Sempre aos sábados no Passeio Público
O Passeio Público é o principal ponto de encontro da rede da cultura orgânica em Curitiba. Aos sábados pela manhã, entre mexericas e tomates, um estande atrai frequentadores de velha e nova data. No espaço, a Associação dos Consumidores de Produtos Orgânicos do Paraná (Acopa) divulga práticas de alimentação saudável e de comércio solidário. Uma das voluntárias é Gessi Zampieri, encarregada dos passeios e cursos promovidos pela associação.
Enquanto entrega cartilhas, vende camisetas e agenda os passeios promovidos pela Acopa pelas rotas de produção, Gessi atende conhecidos que param na barraca. "Formamos uma família que se encontra todo sábado e toma um chimarrão", conta Gessi, sobre uma conversa que não acontece nos mercados e feiras convencionais.
Além de eliminar intermediários que encarecem os produtos orgânicos, a aproximação entre os consumidores e produtores permite, por exemplo, que o agricultor José Marfil, produtor de orgânicos desde 1994, explique aos clientes o motivo de os preços dos tomates estarem altos entre abril e novembro a hortaliça está no período de entressafra. Como quem produz também comercializa, a procedência do alimento é garantida.
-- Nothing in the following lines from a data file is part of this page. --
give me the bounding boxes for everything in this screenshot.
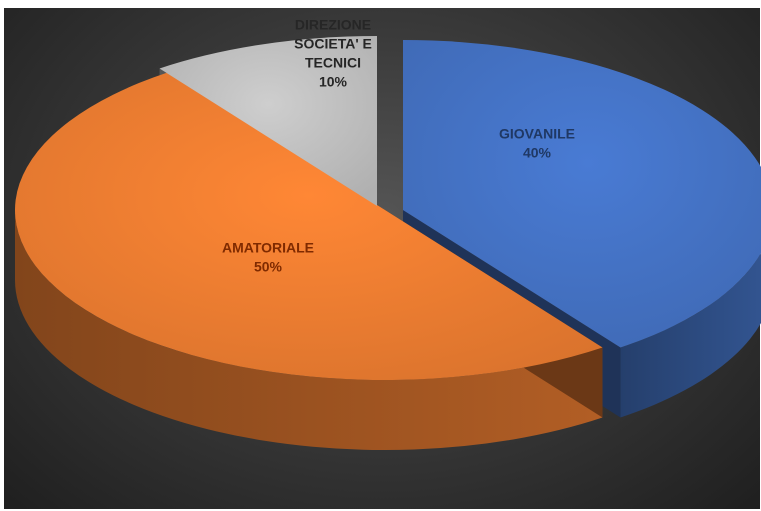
pie-slice-side-1 bbox=[15, 210, 603, 450]
slice-percent-label: 50% bbox=[254, 259, 283, 275]
slice-category-label: GIOVANILE bbox=[499, 126, 575, 142]
pie-slice-1 bbox=[15, 72, 603, 380]
slice-label-2: DIREZIONE SOCIETA' E TECNICI 10% bbox=[294, 17, 372, 90]
slice-category-label: TECNICI bbox=[305, 55, 361, 71]
slice-category-label: SOCIETA' E bbox=[294, 36, 372, 52]
slice-percent-label: 40% bbox=[523, 145, 552, 161]
pie-slice-2 bbox=[159, 36, 377, 206]
slice-label-0: GIOVANILE 40% bbox=[499, 126, 575, 161]
pie-slice-side-0 bbox=[620, 252, 761, 418]
pie-slice-0 bbox=[403, 40, 761, 348]
slice-label-1: AMATORIALE 50% bbox=[222, 240, 314, 275]
slice-percent-label: 10% bbox=[319, 74, 348, 90]
slice-category-label: DIREZIONE bbox=[295, 17, 371, 33]
slice-category-label: AMATORIALE bbox=[222, 240, 314, 256]
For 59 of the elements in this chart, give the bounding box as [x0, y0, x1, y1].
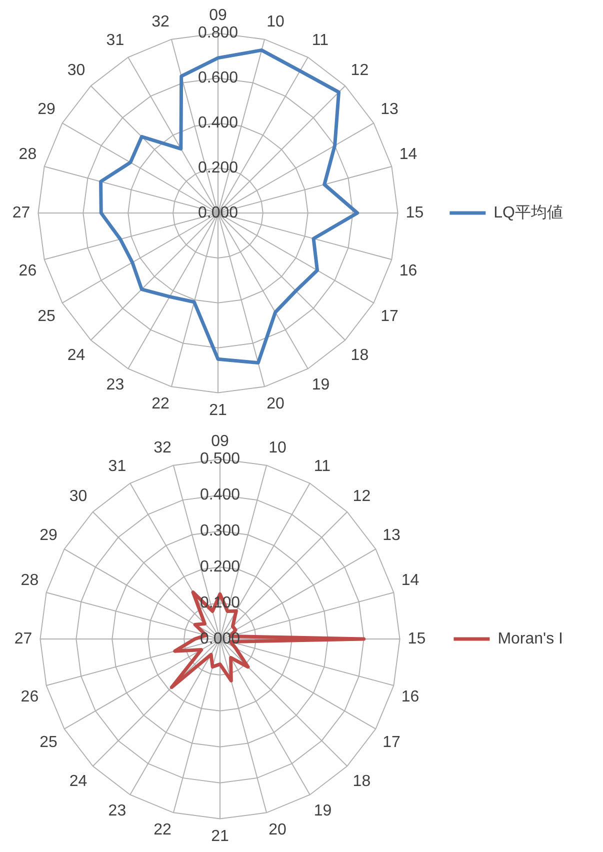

Outra presença frequente na barraca da Acopa é Ralph Miller, um dos fundadores da entidade. Sobre como conheceu a cultura dos alimentos orgânicos, Miller dá uma resposta de peso histórico: "Quando eu tinha a sua idade, só tinha orgânico", afirma o engenheiro aposentado, nascido em 1921. Ele diz ter visto a introdução dos insumos químicos na agricultura. "Foi a época da célebre revolução verde. Hoje, vemos que a coisa não é o que se pensava", relembra Miller.